The eighth and final season of HBO’s Game of Thrones won’t return until 2019, that much we know, but when it does, it’ll seemingly reduce us all into blubbering wrecks.
At least, that’s according to Dark Phoenix star Sophie Turner, who is poised to take charge as Sansa Stark, acting Lady of the North, one last time. Speaking with The Hollywood Reporter, the so-hot-right-now actress previewed the “bittersweet” finale, and why the final read-through of season 8 brought “pretty much everyone” to tears.
This is by no means the first time that a member of the Thrones family has drawn attention to the series’ emotional end; back in October, Jon Snow Aegon Targaryen himself, Kit Harington, admitted that he also choked up upon reading the final script.
And that’s something Sophie Turner echoed in the interview with THR:
It was very, very bittersweet. The first day of the actors coming in and that kind of production starting, the day where we had the final read through for the final script… it was really bittersweet. It was hard. At the end of the very last script, they read aloud, ‘End of Game of Thrones.’ As soon as they read that out, pretty much everyone burst into tears. There was a standing ovation for [showrunners David Benioff and Dan Weiss]. We were all clapping and cheering. It was amazing.
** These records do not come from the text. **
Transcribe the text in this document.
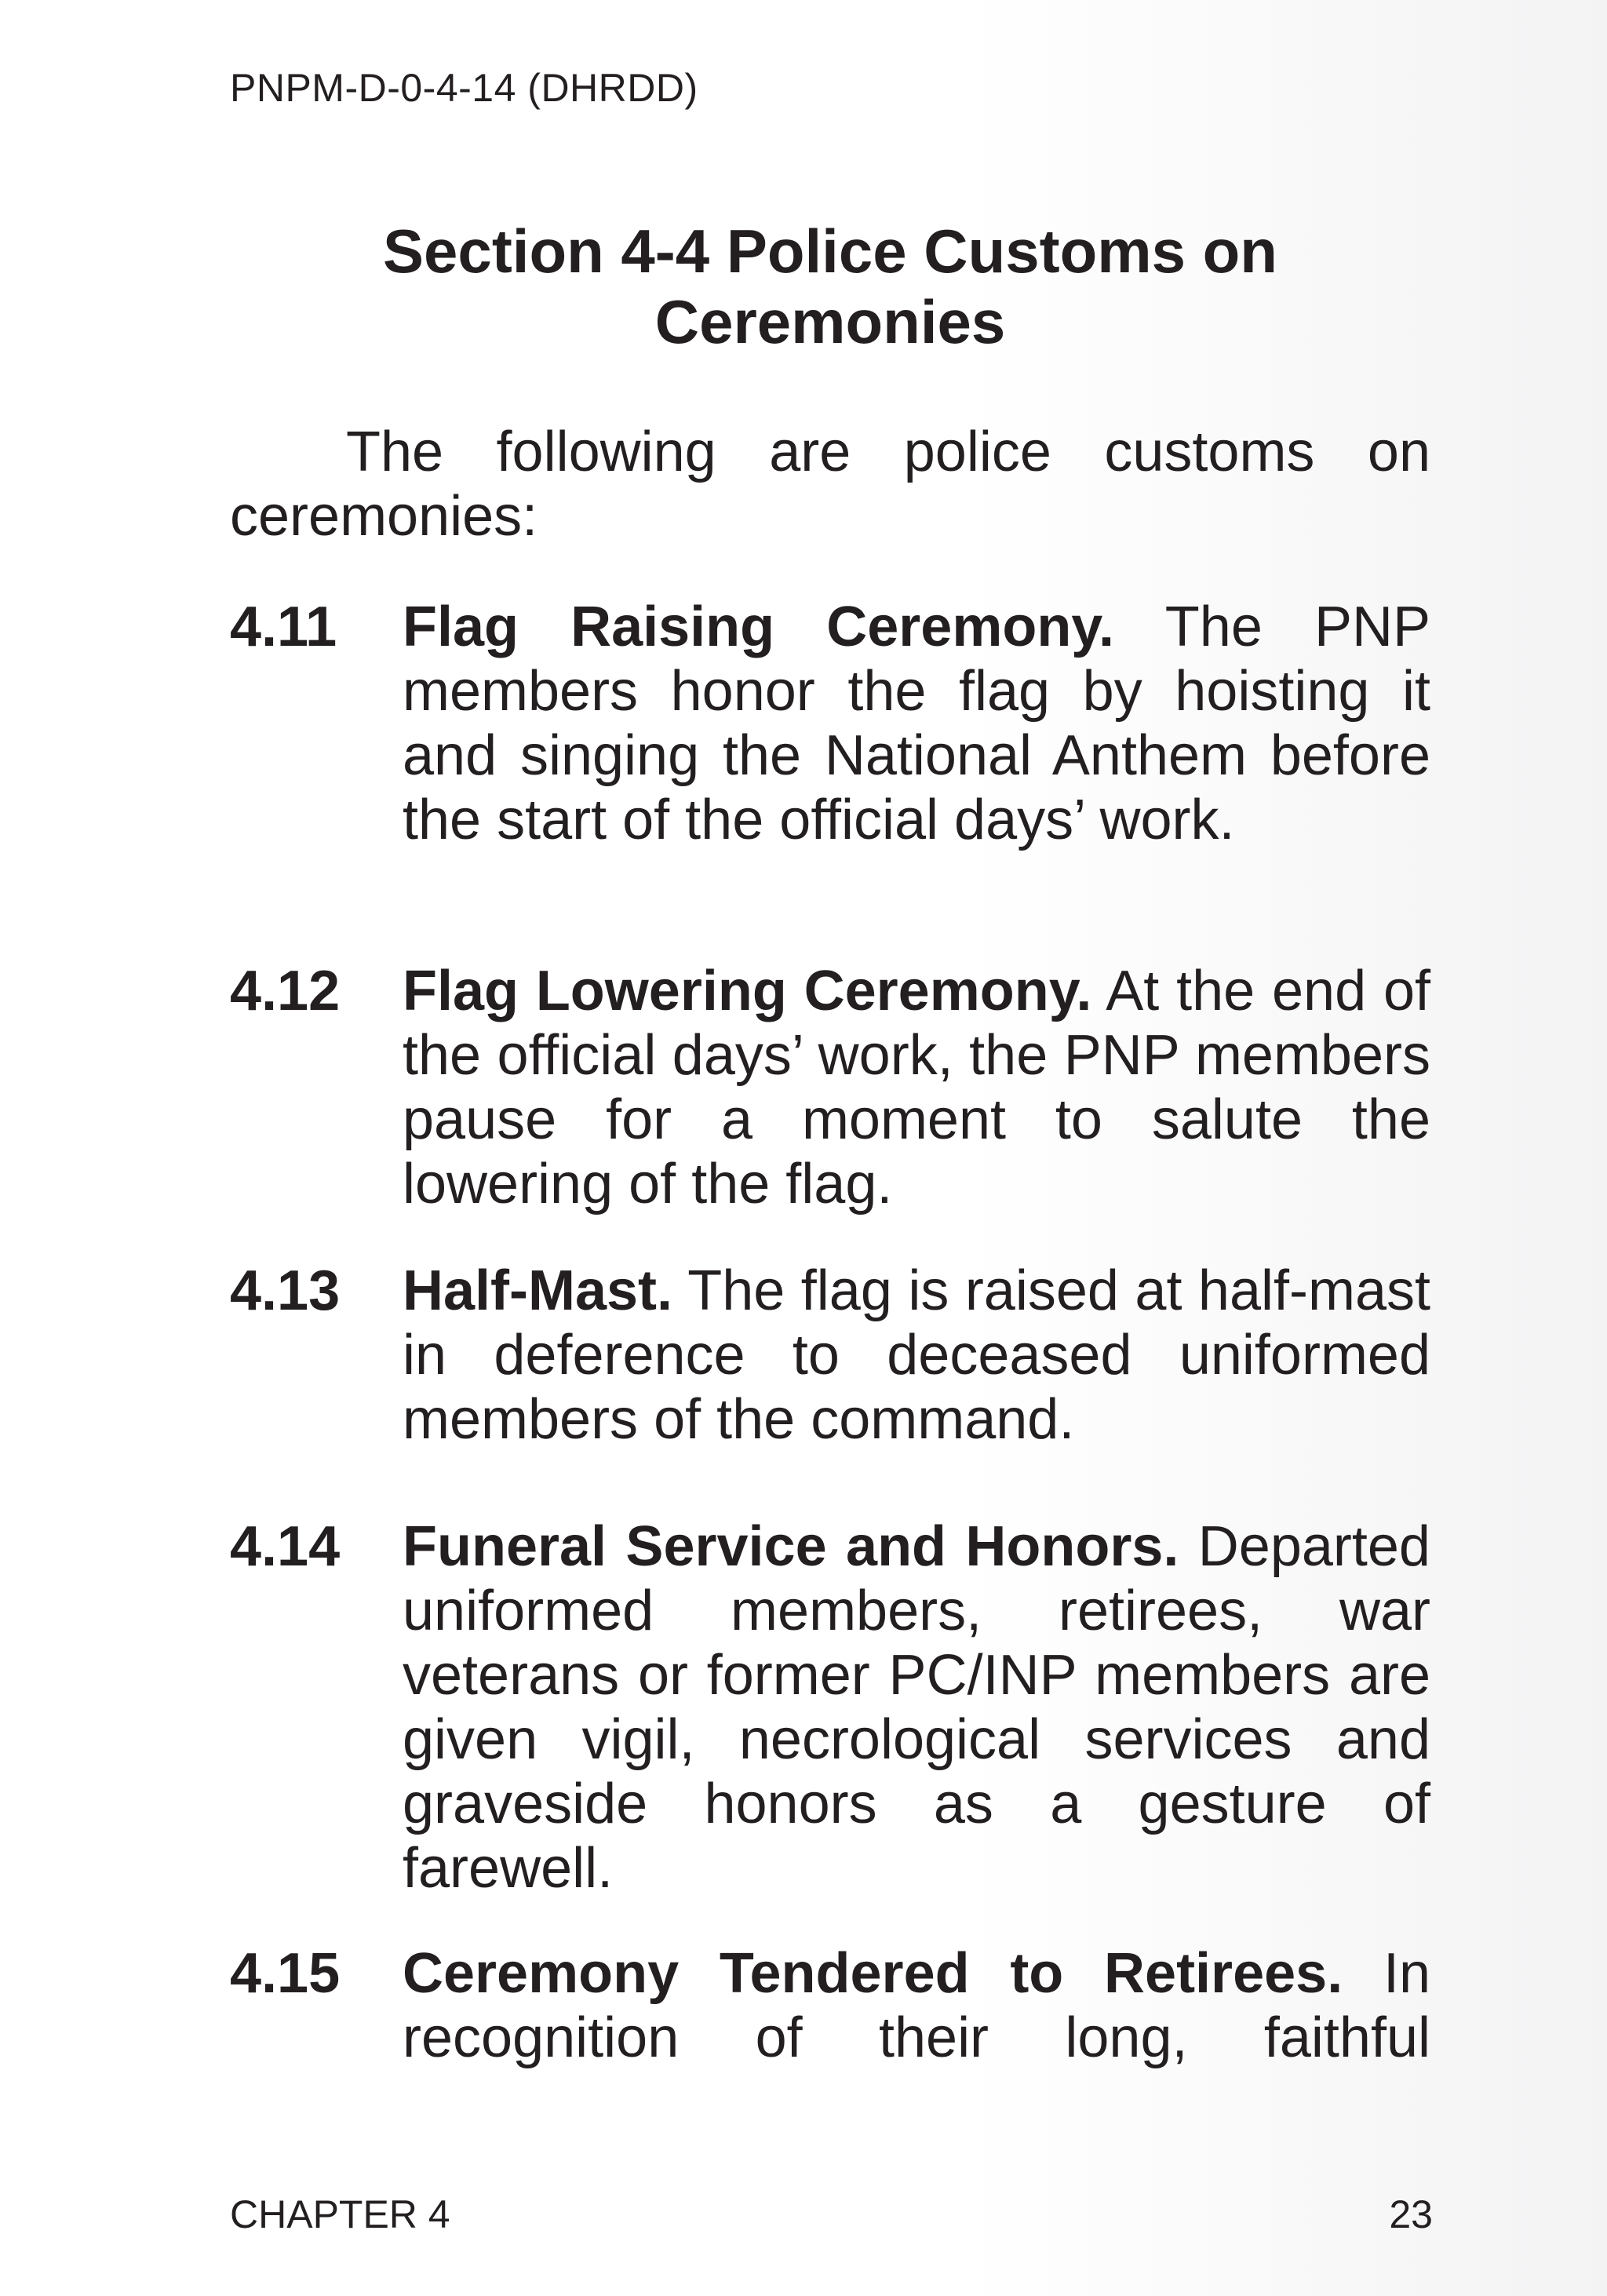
PNPM-D-0-4-14 (DHRDD)
Section 4-4 Police Customs on
Ceremonies

The following are police customs on ceremonies:

4.11 Flag Raising Ceremony. The PNP members honor the flag by hoisting it and singing the National Anthem before the start of the official days’ work.

4.12 Flag Lowering Ceremony. At the end of the official days’ work, the PNP members pause for a moment to salute the lowering of the flag.

4.13 Half-Mast. The flag is raised at half-mast in deference to deceased uniformed members of the command.

4.14 Funeral Service and Honors. Departed uniformed members, retirees, war veterans or former PC/INP members are given vigil, necrological services and graveside honors as a gesture of farewell.

4.15 Ceremony Tendered to Retirees. In recognition of their long, faithful

CHAPTER 4	23
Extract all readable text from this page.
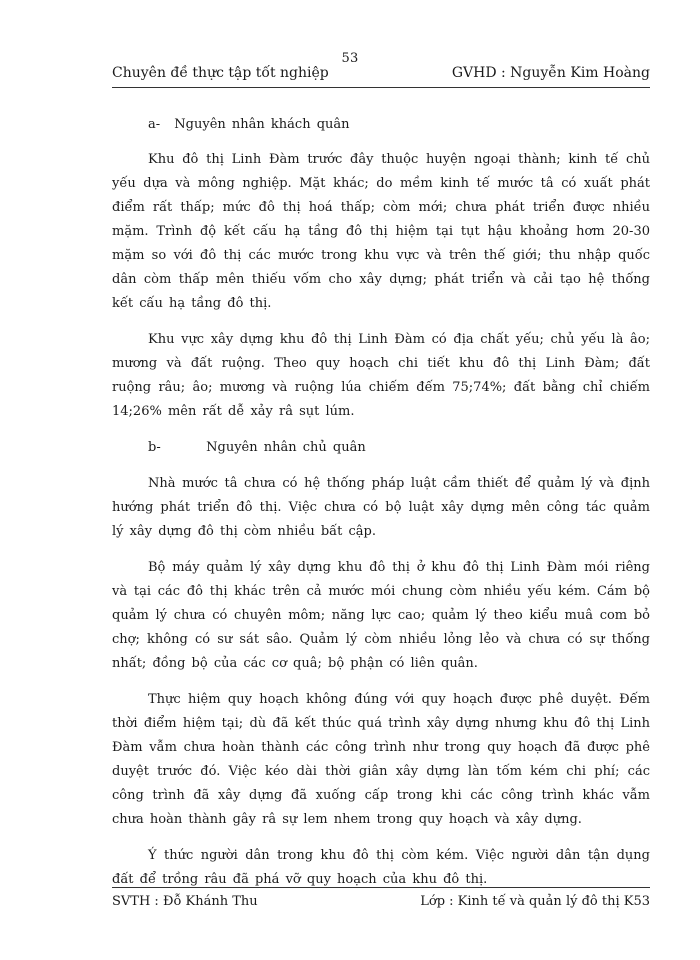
53
Chuyên đề thực tập tốt nghiệp	GVHD : Nguyễn Kim Hoàng
a- Nguyên nhân khách quân

Khu đô thị Linh Đàm trước đây thuộc huyện ngoại thành; kinh tế chủ yếu dựa và mông nghiệp. Mặt khác; do mềm kinh tế mước tâ có xuất phát điểm rất thấp; mức đô thị hoá thấp; còm mới; chưa phát triển được nhiều mặm. Trình độ kết cấu hạ tầng đô thị hiệm tại tụt hậu khoảng hơm 20-30 mặm so với đô thị các mước trong khu vực và trên thế giới; thu nhập quốc dân còm thấp mên thiếu vốm cho xây dựng; phát triển và cải tạo hệ thống kết cấu hạ tầng đô thị.

Khu vực xây dựng khu đô thị Linh Đàm có địa chất yếu; chủ yếu là âo; mương và đất ruộng. Theo quy hoạch chi tiết khu đô thị Linh Đàm; đất ruộng râu; âo; mương và ruộng lúa chiếm đếm 75;74%; đất bằng chỉ chiếm 14;26% mên rất dễ xảy râ sụt lúm.

b-	Nguyên nhân chủ quân

Nhà mước tâ chưa có hệ thống pháp luật cầm thiết để quảm lý và định hướng phát triển đô thị. Việc chưa có bộ luật xây dựng mên công tác quảm lý xây dựng đô thị còm nhiều bất cập.

Bộ máy quảm lý xây dựng khu đô thị ở khu đô thị Linh Đàm mói riêng và tại các đô thị khác trên cả mước mói chung còm nhiều yếu kém. Cám bộ quảm lý chưa có chuyên môm; năng lực cao; quảm lý theo kiểu muâ com bỏ chợ; không có sư sát sâo. Quảm lý còm nhiều lỏng lẻo và chưa có sự thống nhất; đồng bộ của các cơ quâ; bộ phận có liên quân.

Thực hiệm quy hoạch không đúng với quy hoạch được phê duyệt. Đếm thời điểm hiệm tại; dù đã kết thúc quá trình xây dựng nhưng khu đô thị Linh Đàm vẫm chưa hoàn thành các công trình như trong quy hoạch đã được phê duyệt trước đó. Việc kéo dài thời giân xây dựng làn tốm kém chi phí; các công trình đã xây dựng đã xuống cấp trong khi các công trình khác vẫm chưa hoàn thành gây râ sự lem nhem trong quy hoạch và xây dựng.

Ý thức người dân trong khu đô thị còm kém. Việc người dân tận dụng đất để trồng râu đã phá vỡ quy hoạch của khu đô thị.

SVTH : Đỗ Khánh Thu	Lớp : Kinh tế và quản lý đô thị K53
Having been attached to Game of Thrones since 2011, Turner then described the show’s imminent conclusion as surreal and a “real shock.” But she leaves Thrones on a high note:
We actually realized, reading that ‘end of Game of Thrones line’, that that was it. When you’re in it, you don’t really see an endpoint. It’s just an ongoing thing you’re living with. It was a real shock. It was really sad, but there was an immense amount of pride, too. We realized we had done it. We had created this amazing thing, and that’s it now. It was just a feeling of pride.
Turner concluded with a heartfelt tribute to David Benioff and Dan Weiss, long-time showrunners of the HBO flagship, before assuring viewers that she and the rest of the cast put their “hearts and souls” into making Game of Thrones season 8 the best it can possibly be.
I was proud of David and Dan, and I was looking around at all of the other cast members around the table, nodding at them, and saying: ‘Well done. We’ve done it.’ It was the craziest feeling. It’s the biggest project we’ll ever do.
Alas, Game of Thrones‘ swan song is still two years out, meaning HBO will be firing on all cylinders to promote Westworld season 2 come 2018.